Rae Rivard is the team’s dietitian. “I come from chronic disease management so the other part of my job is helping patients with diabetes, and I think it’s a really good mix to be doing both,” she says. “Some of our patients have huge nutritional requirements and challenges when it comes to their nutrition, like poor appetites or low vitamin levels. So we work together to educate, empower and help our patients with a plan to overcome some of those barriers.”
In addition to nutrition, a focus on physical activity and physiotherapy is really important for CF patients. Mark Reynolds is the team’s physiotherapist, specializing in chest physiotherapy.
“I always wanted to be a chest physio and I gravitated to the CF clinic because I was doing chest physio for in-hospital patients and this was a direct transference of those skills to the patients in this clinic,” he explains.
Reynolds feels that his job is to help patients help themselves.
“I want to empower them to do their own exercises and be self-sufficient. So we focus on active exercises, where they are blowing and generating pressure because it helps clear and clean their lungs; that’s number one. Number two is being a coach and coaching them into activity. Exercise and CF go together, because the harder you breathe, the more you’re going to generate wind, and when you move air, you move secretions. Move the person – that’s the golden rule.”
While CF is an evolving disease, the health care issues of the CF patient population are evolving as well.

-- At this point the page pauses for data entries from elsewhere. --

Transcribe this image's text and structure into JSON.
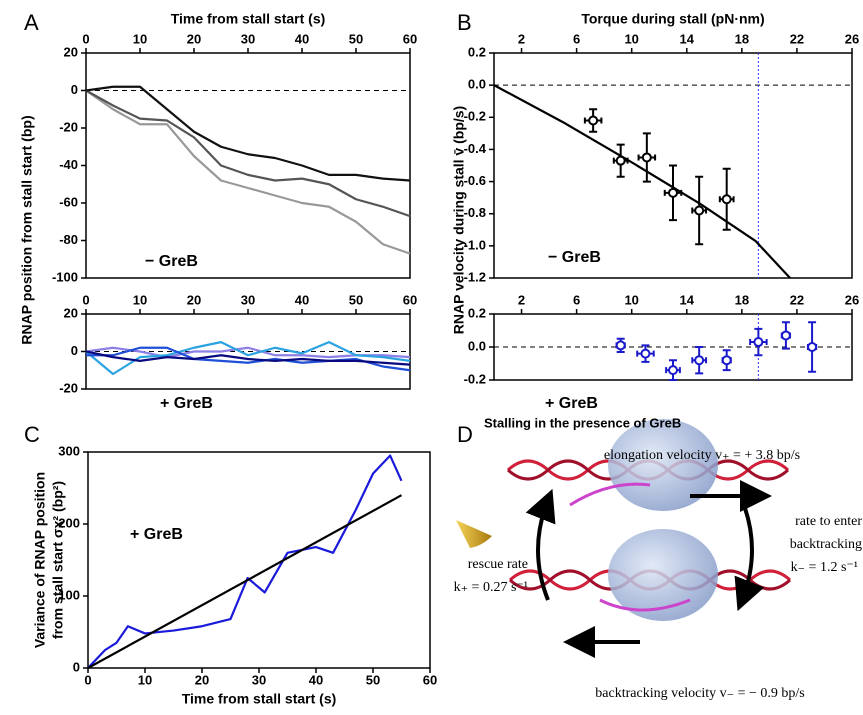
{
  "chart_data": [
    {
      "type": "line",
      "panel": "A",
      "xlabel": "Time from stall start (s)",
      "ylabel": "RNAP position from stall start (bp)",
      "annotation": "− GreB",
      "x": [
        0,
        5,
        10,
        15,
        20,
        25,
        30,
        35,
        40,
        45,
        50,
        55,
        60
      ],
      "series": [
        {
          "color": "#999999",
          "values": [
            0,
            -10,
            -18,
            -18,
            -35,
            -48,
            -52,
            -56,
            -60,
            -62,
            -70,
            -82,
            -87
          ]
        },
        {
          "color": "#555555",
          "values": [
            0,
            -8,
            -15,
            -16,
            -25,
            -40,
            -45,
            -48,
            -47,
            -50,
            -58,
            -62,
            -67
          ]
        },
        {
          "color": "#111111",
          "values": [
            0,
            2,
            2,
            -10,
            -22,
            -30,
            -34,
            -36,
            -40,
            -45,
            -45,
            -47,
            -48
          ]
        }
      ],
      "xlim": [
        0,
        60
      ],
      "xticks": [
        0,
        10,
        20,
        30,
        40,
        50,
        60
      ],
      "ylim": [
        -100,
        20
      ],
      "yticks": [
        20,
        0,
        -20,
        -40,
        -60,
        -80,
        -100
      ],
      "reference_line": {
        "y": 0,
        "style": "dashed"
      }
    },
    {
      "type": "line",
      "annotation": "+ GreB",
      "x": [
        0,
        5,
        10,
        15,
        20,
        25,
        30,
        35,
        40,
        45,
        50,
        55,
        60
      ],
      "series": [
        {
          "color": "#8c80e6",
          "values": [
            0,
            2,
            0,
            -3,
            0,
            0,
            2,
            -2,
            -2,
            -3,
            -2,
            -2,
            -3
          ]
        },
        {
          "color": "#2aa3e0",
          "values": [
            0,
            -12,
            -3,
            -2,
            2,
            5,
            -2,
            2,
            -1,
            5,
            -2,
            -3,
            -5
          ]
        },
        {
          "color": "#1e4fd6",
          "values": [
            -2,
            -2,
            2,
            2,
            -4,
            -5,
            -6,
            -4,
            -6,
            -5,
            -4,
            -8,
            -10
          ]
        },
        {
          "color": "#0a0a80",
          "values": [
            0,
            -3,
            -5,
            -3,
            -4,
            -2,
            -4,
            -5,
            -4,
            -5,
            -5,
            -6,
            -7
          ]
        }
      ],
      "xlim": [
        0,
        60
      ],
      "xticks": [
        0,
        10,
        20,
        30,
        40,
        50,
        60
      ],
      "ylim": [
        -20,
        20
      ],
      "yticks": [
        20,
        0,
        -20
      ],
      "reference_line": {
        "y": 0,
        "style": "dashed"
      }
    },
    {
      "type": "scatter",
      "panel": "B",
      "xlabel": "Torque during stall (pN·nm)",
      "ylabel": "RNAP velocity during stall v̄ (bp/s)",
      "annotation": "− GreB",
      "color": "#000000",
      "x": [
        7.2,
        9.2,
        11.1,
        13.0,
        14.9,
        16.9
      ],
      "values": [
        -0.22,
        -0.47,
        -0.45,
        -0.67,
        -0.78,
        -0.71
      ],
      "xerr": [
        0.6,
        0.5,
        0.6,
        0.6,
        0.5,
        0.5
      ],
      "yerr": [
        0.07,
        0.1,
        0.15,
        0.17,
        0.21,
        0.19
      ],
      "fit": {
        "x": [
          0,
          5,
          10,
          15,
          19,
          21.5
        ],
        "values": [
          0,
          -0.23,
          -0.48,
          -0.74,
          -0.97,
          -1.2
        ]
      },
      "xlim": [
        0,
        26
      ],
      "xticks": [
        2,
        6,
        10,
        14,
        18,
        22,
        26
      ],
      "ylim": [
        -1.2,
        0.2
      ],
      "yticks": [
        0.2,
        {
          "value": 0,
          "label": "0.0"
        },
        -0.2,
        -0.4,
        -0.6,
        -0.8,
        {
          "value": -1,
          "label": "-1.0"
        },
        -1.2
      ],
      "reference_line": {
        "y": 0,
        "style": "dashed"
      },
      "vline": {
        "x": 19.2,
        "color": "#3333ff"
      }
    },
    {
      "type": "scatter",
      "annotation": "+ GreB",
      "color": "#1a1acc",
      "x": [
        9.2,
        11.0,
        13.0,
        14.9,
        16.9,
        19.2,
        21.2,
        23.1
      ],
      "values": [
        0.01,
        -0.04,
        -0.14,
        -0.08,
        -0.08,
        0.03,
        0.07,
        0.0
      ],
      "xerr": [
        0.3,
        0.6,
        0.5,
        0.5,
        0.3,
        0.6,
        0.3,
        0.3
      ],
      "yerr": [
        0.04,
        0.05,
        0.06,
        0.08,
        0.06,
        0.08,
        0.08,
        0.15
      ],
      "xlim": [
        0,
        26
      ],
      "xticks": [
        2,
        6,
        10,
        14,
        18,
        22,
        26
      ],
      "ylim": [
        -0.2,
        0.2
      ],
      "yticks": [
        0.2,
        {
          "value": 0,
          "label": "0.0"
        },
        -0.2
      ],
      "reference_line": {
        "y": 0,
        "style": "dashed"
      },
      "vline": {
        "x": 19.2,
        "color": "#3333ff"
      }
    },
    {
      "type": "line",
      "panel": "C",
      "xlabel": "Time from stall start (s)",
      "ylabel": [
        "Variance of RNAP position",
        "from stall start σx² (bp²)"
      ],
      "annotation": "+ GreB",
      "series": [
        {
          "color": "#1a1adb",
          "x": [
            0,
            3,
            5,
            7,
            10,
            15,
            20,
            25,
            28,
            31,
            35,
            40,
            43,
            47,
            50,
            53,
            55
          ],
          "values": [
            0,
            25,
            35,
            58,
            48,
            52,
            58,
            68,
            125,
            105,
            160,
            168,
            160,
            220,
            270,
            295,
            260
          ]
        },
        {
          "color": "#000000",
          "x": [
            0,
            55
          ],
          "values": [
            0,
            240
          ]
        }
      ],
      "xlim": [
        0,
        60
      ],
      "xticks": [
        0,
        10,
        20,
        30,
        40,
        50,
        60
      ],
      "ylim": [
        0,
        300
      ],
      "yticks": [
        0,
        100,
        200,
        300
      ]
    }
  ],
  "diagram": {
    "panel": "D",
    "title": "Stalling in the presence of GreB",
    "elongation": "elongation velocity v₊ = + 3.8 bp/s",
    "enter": [
      "rate to enter",
      "backtracking",
      "k₋ = 1.2 s⁻¹"
    ],
    "rescue": [
      "rescue rate",
      "k₊ = 0.27 s⁻¹"
    ],
    "backtracking": "backtracking velocity v₋ = − 0.9 bp/s"
  }
}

“Some of our older patients, I think, are from an era where they didn’t really expect to live past their twenties and now some of them are in their forties and fifties, which is amazing,” says Afseth. “But with that comes its own impacts and over the years we’ve seen increased mental health issues with our patients. There’s a lot of treatment burden and stress when dealing with a chronic illness and sometimes CF patients are dealing with more than one. On top of that, they’re trying to balance work with a social life and care requirements. It can be a lot to deal with.”

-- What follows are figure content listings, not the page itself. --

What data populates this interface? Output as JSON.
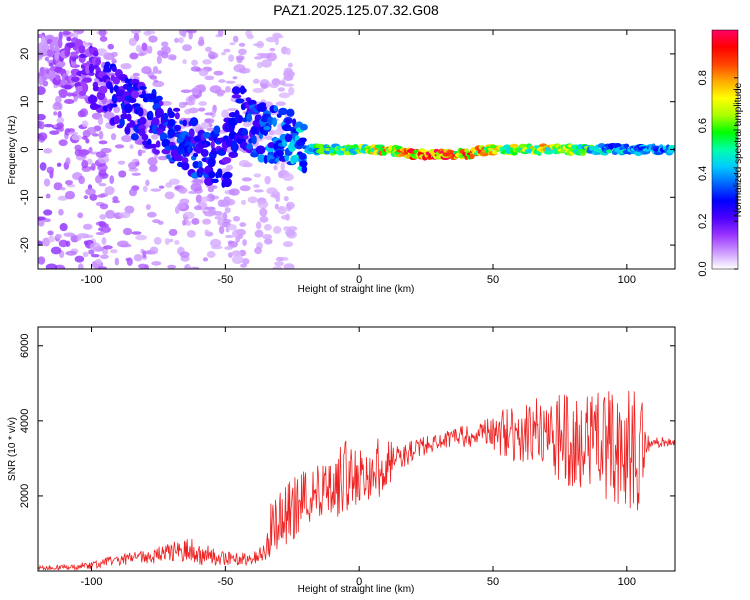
{
  "title": "PAZ1.2025.125.07.32.G08",
  "chart_data": [
    {
      "type": "heatmap",
      "xlabel": "Height of straight line (km)",
      "ylabel": "Frequency (Hz)",
      "xlim": [
        -120,
        118
      ],
      "ylim": [
        -25,
        25
      ],
      "xticks": [
        -100,
        -50,
        0,
        50,
        100
      ],
      "yticks": [
        -20,
        -10,
        0,
        10,
        20
      ],
      "colorbar": {
        "label": "Normalized spectral amplitude",
        "range": [
          0,
          1
        ],
        "ticks": [
          0.0,
          0.2,
          0.4,
          0.6,
          0.8
        ],
        "colors": [
          "#ffffff",
          "#cc99ff",
          "#9933ff",
          "#4b00ff",
          "#0000ff",
          "#0066ff",
          "#00ccff",
          "#00ffaa",
          "#00ff00",
          "#aaff00",
          "#ffff00",
          "#ffaa00",
          "#ff4400",
          "#ff0000",
          "#ff0066"
        ]
      },
      "ridge": {
        "x": [
          -120,
          -110,
          -100,
          -90,
          -80,
          -70,
          -60,
          -50,
          -45,
          -40,
          -35,
          -30,
          -25,
          -20,
          -15,
          -10,
          0,
          10,
          20,
          30,
          40,
          50,
          60,
          70,
          80,
          90,
          100,
          110,
          118
        ],
        "freq": [
          20,
          18,
          15,
          11,
          7,
          3,
          0,
          -2,
          8,
          5,
          3,
          3,
          2,
          0,
          0,
          0,
          0,
          0,
          -1,
          -1,
          -1,
          0,
          0,
          0,
          0,
          0,
          0,
          0,
          0
        ],
        "amplitude": [
          0.1,
          0.15,
          0.2,
          0.3,
          0.3,
          0.35,
          0.35,
          0.3,
          0.3,
          0.35,
          0.4,
          0.4,
          0.45,
          0.5,
          0.6,
          0.65,
          0.7,
          0.85,
          0.95,
          1.0,
          0.95,
          0.8,
          0.75,
          0.8,
          0.7,
          0.55,
          0.45,
          0.45,
          0.5
        ]
      }
    },
    {
      "type": "line",
      "xlabel": "Height of straight line (km)",
      "ylabel": "SNR (10 * v/v)",
      "xlim": [
        -120,
        118
      ],
      "ylim": [
        0,
        6500
      ],
      "xticks": [
        -100,
        -50,
        0,
        50,
        100
      ],
      "yticks": [
        2000,
        4000,
        6000
      ],
      "series": [
        {
          "color": "#ee2222",
          "x": [
            -120,
            -110,
            -100,
            -90,
            -80,
            -70,
            -65,
            -60,
            -50,
            -40,
            -35,
            -33,
            -30,
            -25,
            -20,
            -15,
            -10,
            -5,
            0,
            5,
            10,
            15,
            20,
            25,
            30,
            35,
            40,
            45,
            50,
            55,
            60,
            65,
            70,
            75,
            80,
            85,
            90,
            95,
            100,
            103,
            105,
            107,
            110,
            118
          ],
          "values": [
            80,
            100,
            150,
            300,
            350,
            500,
            600,
            450,
            350,
            300,
            600,
            1100,
            1400,
            1700,
            2000,
            2200,
            2300,
            2500,
            2600,
            2700,
            2800,
            3000,
            3200,
            3350,
            3450,
            3550,
            3600,
            3650,
            3700,
            3650,
            3600,
            3700,
            3650,
            3600,
            3500,
            3600,
            3500,
            3400,
            3300,
            3200,
            3300,
            3400,
            3450,
            3400
          ],
          "amplitude": [
            60,
            80,
            100,
            150,
            200,
            250,
            400,
            300,
            200,
            150,
            500,
            700,
            800,
            900,
            900,
            800,
            900,
            1000,
            800,
            900,
            700,
            400,
            300,
            250,
            200,
            250,
            300,
            350,
            500,
            700,
            700,
            900,
            1000,
            1200,
            1300,
            1400,
            1500,
            1600,
            1600,
            1700,
            1800,
            300,
            150,
            120
          ]
        }
      ]
    }
  ]
}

That’s why the team has a psychiatrist and social worker involved in the clinic to help with those struggles.
“Having a chronic disease is a burden and can lead to stress,” says clinic social worker Tracy Pytlowany. “Research tells us that anxiety and depression are common issues that arise in this part of the population. Social workers can provide support and link people to resources in their home community, making referrals to community supports as needed. We can also help patients with applications for disability, in case they need to take time off work due to illness, and offer support to both patients and their families during difficult times.”
Pytlowany believes firmly in the effectiveness of the team approach of this clinic.
“Seeing patients through life transitions is highly rewarding and allows you to build a relationship with the patient over time, something that’s not usually possible in an acute care environment,” she notes.
Helping CF patients find that balance and live a normal, productive life is what this team strives for.
“I think seeing a patient manage to balance their health as well as their personal goals is incredibly rewarding,” says Dr. Tam. “It’s just fantastic to see a patient achieve life milestones, whether it’s getting their dream job, getting married, or having a child, while still finding ways to follow through with their own treatment plans.”
And that balance is what Hamilton is striving for too. In addition to being a mom to Hailey – a very active little girl – Hamilton also works full time and volunteers with the Saskatchewan Health Authority as a patient and family advisor.
“Trying to keep healthy can be a challenge, given the evolution and escalation of the disease,” says Hamilton. “Just when you think you’re stable in one area, another thing hits you, so it’s helpful for me to just be able to come here, to this team, and know that I’ll be taken care of.”